En 1966, il est nom­mé pré­sident direc­teur géné­ral d’Usinor. Il le res­te­ra jusqu’en 1973, date pré­vue long­temps à l’avance de son départ en retraite. Prag­ma­tique, effi­cace, c’est un homme de devoir qui se réa­lise dans l’action et la prise de déci­sion. La crois­sance est tou­jours au ren­dez-vous (les Trente Glo­rieuses!), Usi­nor inves­tit dans l’outil de pro­duc­tion pour satis­faire la demande, agran­dit Dun­kerque. La pro­duc­tion attein­dra en 1974, avec 40 000 employés, son niveau record, mul­ti­pliée qua­si­ment par trois en dix ans. Il bataille avec le gou­ver­ne­ment sur le pro­jet épi­neux du com­plexe de Fos mais sous la pres­sion est contraint de céder et d’autoriser l’investissement d’Usinor aux côtés de Saci­lor. Aus­tère aus­si : il garde une direc­tion géné­rale ultra­lé­gère, on l’entendait dire « les frais géné­raux ne servent à rien. » René Damien, son pré­dé­ces­seur à la tête d’Usinor, lui remet la Légion d’honneur (che­va­lier en 1954, offi­cier en 1956) en louant ses qua­li­tés : « Facul­té d’intuition, sûre­té du rai­son­ne­ment, intel­li­gence, luci­di­té, viva­ci­té d’esprit, calme, éga­li­té d’humeur, la contra­dic­tion aimable, puis­sance de tra­vail, fer­me­té… toutes les qua­li­tés d’un chef. » Il frappe par sa clar­té d’esprit et pour ceux qui le connaissent bien par son pro­fond opti­misme et huma­nisme.

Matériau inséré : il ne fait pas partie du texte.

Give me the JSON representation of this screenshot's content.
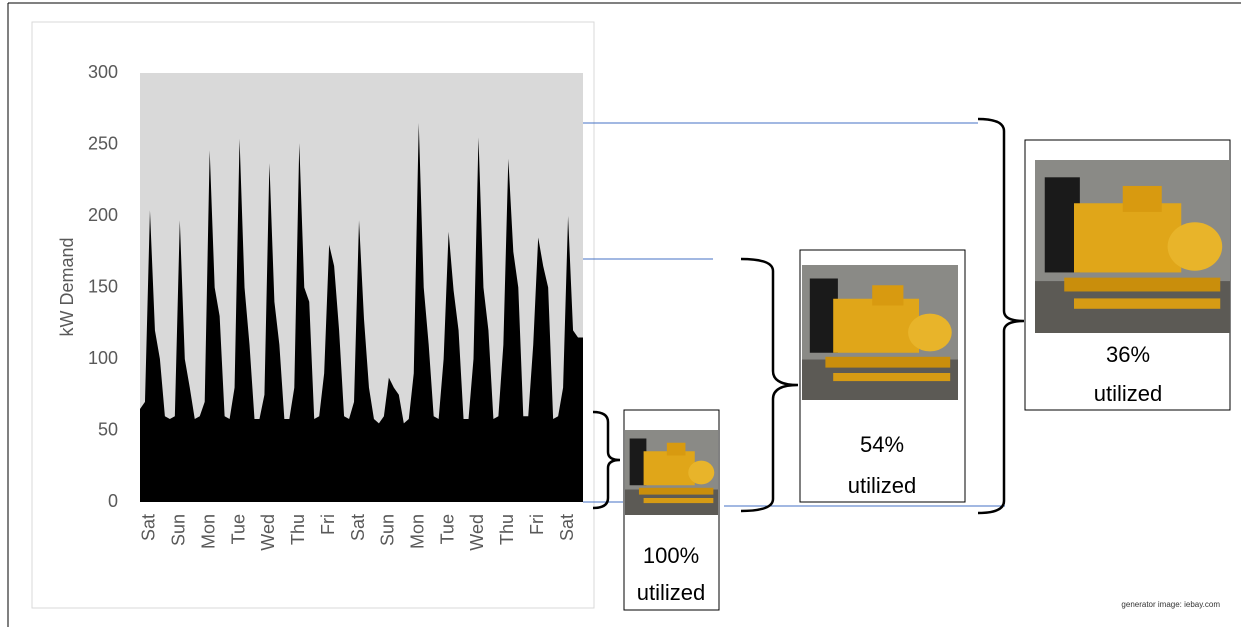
{
  "chart_data": {
    "type": "area",
    "y_label": "kW Demand",
    "color": "#000000",
    "background": "#d9d9d9",
    "ylim": [
      0,
      300
    ],
    "yticks": [
      0,
      50,
      100,
      150,
      200,
      250,
      300
    ],
    "categories": [
      null,
      null,
      "Sat",
      null,
      null,
      null,
      null,
      null,
      "Sun",
      null,
      null,
      null,
      null,
      null,
      "Mon",
      null,
      null,
      null,
      null,
      null,
      "Tue",
      null,
      null,
      null,
      null,
      null,
      "Wed",
      null,
      null,
      null,
      null,
      null,
      "Thu",
      null,
      null,
      null,
      null,
      null,
      "Fri",
      null,
      null,
      null,
      null,
      null,
      "Sat",
      null,
      null,
      null,
      null,
      null,
      "Sun",
      null,
      null,
      null,
      null,
      null,
      "Mon",
      null,
      null,
      null,
      null,
      null,
      "Tue",
      null,
      null,
      null,
      null,
      null,
      "Wed",
      null,
      null,
      null,
      null,
      null,
      "Thu",
      null,
      null,
      null,
      null,
      null,
      "Fri",
      null,
      null,
      null,
      null,
      null,
      "Sat",
      null,
      null,
      null
    ],
    "values": [
      65,
      70,
      204,
      120,
      100,
      60,
      58,
      60,
      197,
      100,
      80,
      58,
      60,
      70,
      246,
      150,
      130,
      60,
      58,
      80,
      254,
      150,
      110,
      58,
      58,
      75,
      237,
      140,
      110,
      58,
      58,
      80,
      251,
      150,
      140,
      58,
      60,
      90,
      180,
      165,
      120,
      60,
      58,
      70,
      197,
      128,
      80,
      58,
      55,
      60,
      87,
      80,
      75,
      55,
      58,
      90,
      265,
      150,
      110,
      60,
      58,
      100,
      189,
      148,
      120,
      58,
      58,
      100,
      255,
      150,
      120,
      58,
      60,
      110,
      240,
      175,
      150,
      60,
      60,
      110,
      185,
      165,
      150,
      58,
      60,
      80,
      200,
      120,
      115,
      115
    ],
    "annotations": [
      {
        "percent": "100%",
        "label": "utilized"
      },
      {
        "percent": "54%",
        "label": "utilized"
      },
      {
        "percent": "36%",
        "label": "utilized"
      }
    ],
    "credit": "generator image: iebay.com"
  }
}
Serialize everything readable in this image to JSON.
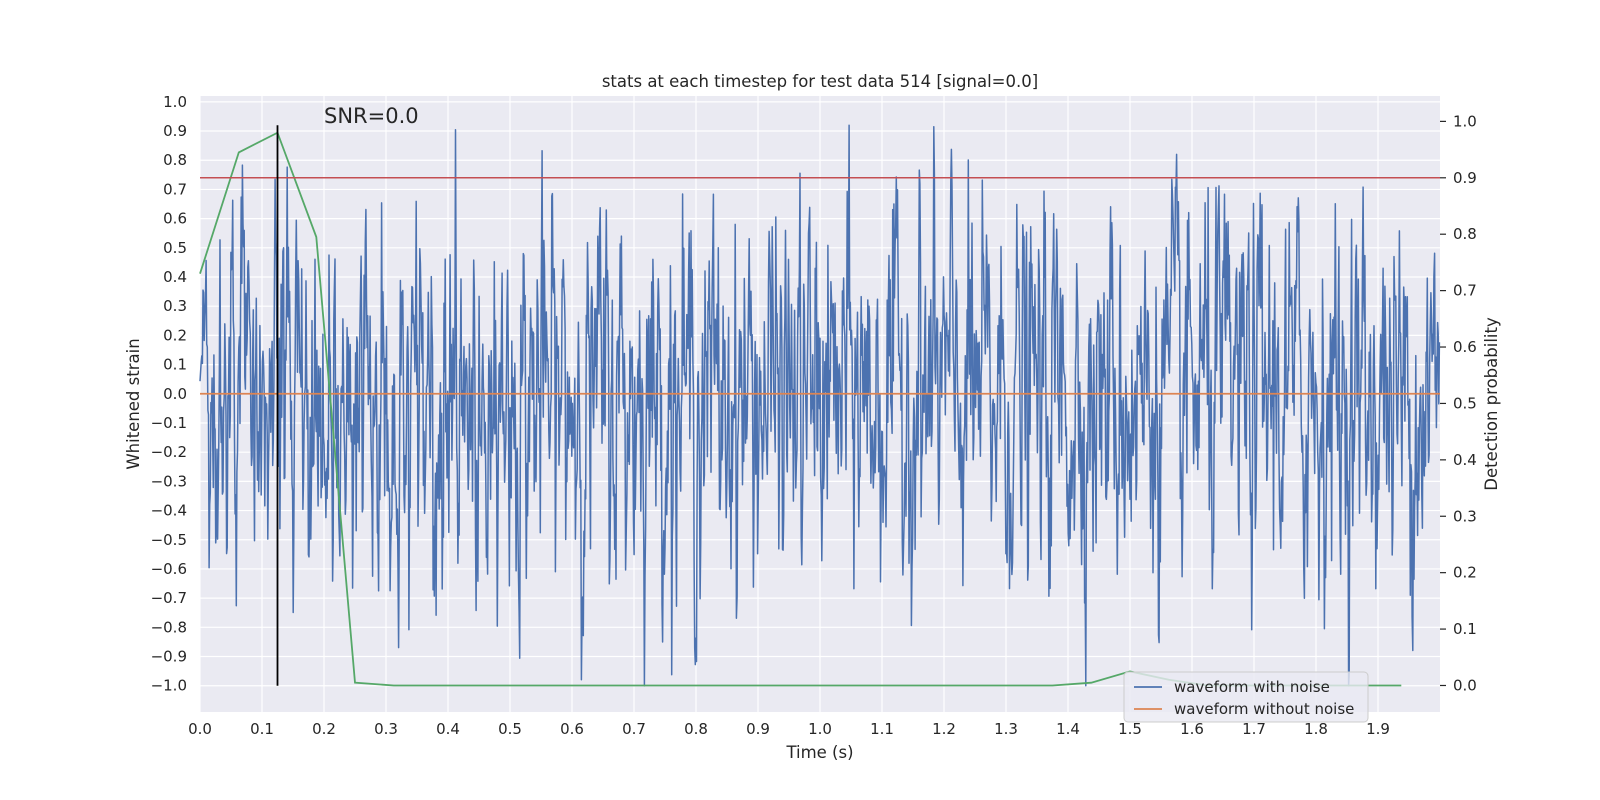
{
  "chart_data": {
    "type": "line",
    "title": "stats at each timestep for test data 514 [signal=0.0]",
    "xlabel": "Time (s)",
    "ylabel": "Whitened strain",
    "y2label": "Detection probability",
    "xlim": [
      0.0,
      2.0
    ],
    "ylim": [
      -1.09,
      1.02
    ],
    "y2lim": [
      -0.047,
      1.045
    ],
    "xticks": [
      "0.0",
      "0.1",
      "0.2",
      "0.3",
      "0.4",
      "0.5",
      "0.6",
      "0.7",
      "0.8",
      "0.9",
      "1.0",
      "1.1",
      "1.2",
      "1.3",
      "1.4",
      "1.5",
      "1.6",
      "1.7",
      "1.8",
      "1.9"
    ],
    "yticks": [
      "1.0",
      "0.9",
      "0.8",
      "0.7",
      "0.6",
      "0.5",
      "0.4",
      "0.3",
      "0.2",
      "0.1",
      "0.0",
      "−0.1",
      "−0.2",
      "−0.3",
      "−0.4",
      "−0.5",
      "−0.6",
      "−0.7",
      "−0.8",
      "−0.9",
      "−1.0"
    ],
    "y2ticks": [
      "1.0",
      "0.9",
      "0.8",
      "0.7",
      "0.6",
      "0.5",
      "0.4",
      "0.3",
      "0.2",
      "0.1",
      "0.0"
    ],
    "grid": true,
    "legend_position": "lower-right",
    "annotation": "SNR=0.0",
    "colors": {
      "waveform_with_noise": "#4c72b0",
      "waveform_without_noise": "#dd8452",
      "detection_probability": "#55a868",
      "threshold": "#c44e52",
      "marker": "#000000",
      "plot_background": "#eaeaf2",
      "grid": "#ffffff"
    },
    "series": [
      {
        "name": "waveform with noise",
        "axis": "left",
        "description_of_values": "dense noise, samples within about -1.0 to 0.92",
        "sample_count": 2048,
        "value_range": [
          -1.0,
          0.92
        ]
      },
      {
        "name": "waveform without noise",
        "axis": "left",
        "x": [
          0.0,
          2.0
        ],
        "y": [
          0.0,
          0.0
        ]
      },
      {
        "axis": "right",
        "x": [
          0.0,
          0.0625,
          0.125,
          0.1875,
          0.25,
          0.3125,
          0.375,
          0.4375,
          0.5,
          0.5625,
          0.625,
          0.6875,
          0.75,
          0.8125,
          0.875,
          0.9375,
          1.0,
          1.0625,
          1.125,
          1.1875,
          1.25,
          1.3125,
          1.375,
          1.4375,
          1.5,
          1.5625,
          1.625,
          1.6875,
          1.75,
          1.8125,
          1.875,
          1.9375
        ],
        "y": [
          0.73,
          0.945,
          0.98,
          0.795,
          0.005,
          0.0,
          0.0,
          0.0,
          0.0,
          0.0,
          0.0,
          0.0,
          0.0,
          0.0,
          0.0,
          0.0,
          0.0,
          0.0,
          0.0,
          0.0,
          0.0,
          0.0,
          0.0,
          0.005,
          0.025,
          0.01,
          0.0,
          0.0,
          0.0,
          0.0,
          0.0,
          0.0
        ]
      },
      {
        "axis": "right",
        "y": 0.9
      },
      {
        "axis": "left",
        "x": 0.125,
        "y": [
          -1.0,
          0.92
        ]
      }
    ],
    "legend": [
      "waveform with noise",
      "waveform without noise"
    ]
  }
}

Mais pour cet homme qui a diri­gé Usi­nor avec rigueur et exi­gence, ce qu’il consi­dère comme son plus bel hom­mage vien­dra non pas de ses pairs mais de la part d’un gré­viste sidé­rur­giste qui lui fera le plus beau com­pli­ment en lui disant un jour : « On va faire la révo­lu­tion, et après on vous pren­dra comme dirigeant. »

Mau­rice Bor­geaud est décé­dé cet été 2006, entou­ré de sa famille atten­tive et de Janine Bor­geaud, son épouse depuis presque soixante-quinze ans, dans la mai­son fami­liale de Bretagne.